Lorsqu’on remonte un peu plus haut dans notre histoire, on y rencontre çà et là de pareils nobles[1]. Tel était le duc de Saint-Simon, père de l’écrivain, vrai souverain dans son gouvernement de Blaye, respecté du roi lui-même. Tel fut le grand-père de Mirabeau, dans son château de Mirabeau en Provence, le plus hautain, le plus absolu, le plus intraitable des hommes, « exigeant que les officiers qu’il présente pour son régiment soient agréés du roi et des ministres », ne souffrant les inspecteurs de revue que pour la forme, mais héroïque, généreux, dévoué, distribuant la pension qu’on lui offre à six capitaines blessés sous ses ordres, s’entremettant pour les pauvres plaideurs de la montagne, chassant de sa terre les procureurs ambulants qui viennent y apporter leur chicane, « protecteur

  1. Saint-Simon, Mémoires, éd.

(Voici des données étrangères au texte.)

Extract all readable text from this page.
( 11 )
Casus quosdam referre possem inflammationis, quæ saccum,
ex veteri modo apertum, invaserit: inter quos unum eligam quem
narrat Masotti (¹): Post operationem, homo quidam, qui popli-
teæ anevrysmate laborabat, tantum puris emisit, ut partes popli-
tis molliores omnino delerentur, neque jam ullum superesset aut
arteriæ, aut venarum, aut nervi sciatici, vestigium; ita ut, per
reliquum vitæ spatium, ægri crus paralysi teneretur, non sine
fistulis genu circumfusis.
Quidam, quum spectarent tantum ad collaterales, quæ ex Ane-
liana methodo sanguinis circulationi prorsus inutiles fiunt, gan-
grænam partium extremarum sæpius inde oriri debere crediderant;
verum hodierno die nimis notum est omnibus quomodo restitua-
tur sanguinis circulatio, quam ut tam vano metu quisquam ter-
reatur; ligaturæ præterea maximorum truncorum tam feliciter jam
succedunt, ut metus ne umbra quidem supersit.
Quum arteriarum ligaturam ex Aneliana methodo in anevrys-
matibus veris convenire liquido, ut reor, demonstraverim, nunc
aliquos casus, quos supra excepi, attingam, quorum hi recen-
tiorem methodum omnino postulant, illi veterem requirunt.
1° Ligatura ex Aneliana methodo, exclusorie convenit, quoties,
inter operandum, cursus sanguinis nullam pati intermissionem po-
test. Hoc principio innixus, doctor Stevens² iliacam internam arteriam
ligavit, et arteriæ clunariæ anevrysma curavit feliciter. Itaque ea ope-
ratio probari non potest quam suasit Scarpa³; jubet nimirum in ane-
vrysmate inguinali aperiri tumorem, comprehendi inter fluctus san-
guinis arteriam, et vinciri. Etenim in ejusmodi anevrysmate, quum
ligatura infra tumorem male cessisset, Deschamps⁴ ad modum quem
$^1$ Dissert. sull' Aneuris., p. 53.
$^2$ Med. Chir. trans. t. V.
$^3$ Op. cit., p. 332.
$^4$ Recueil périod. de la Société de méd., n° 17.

Chéruel, t. I. — Lucas de Montigny, Mémoires de Mirabeau, t. I, de 53 à 182. — Le maréchal Marmont, Mémoires, I, 9, 11. — Chateaubriand, Mémoires, I, 17. — Comte de Montlosier, Mémoires, 2 vol. passim. — Mme de la Rochejaquelein, Souvenirs, passim. On trouvera dans ces passages des détails sur les types énergiques de l’ancienne noblesse. — Ils sont peints avec force et justesse dans deux romans de Balzac : Béatrix (le baron de Guénic) et le Cabinet des antiques (le marquis d’Esgrignon).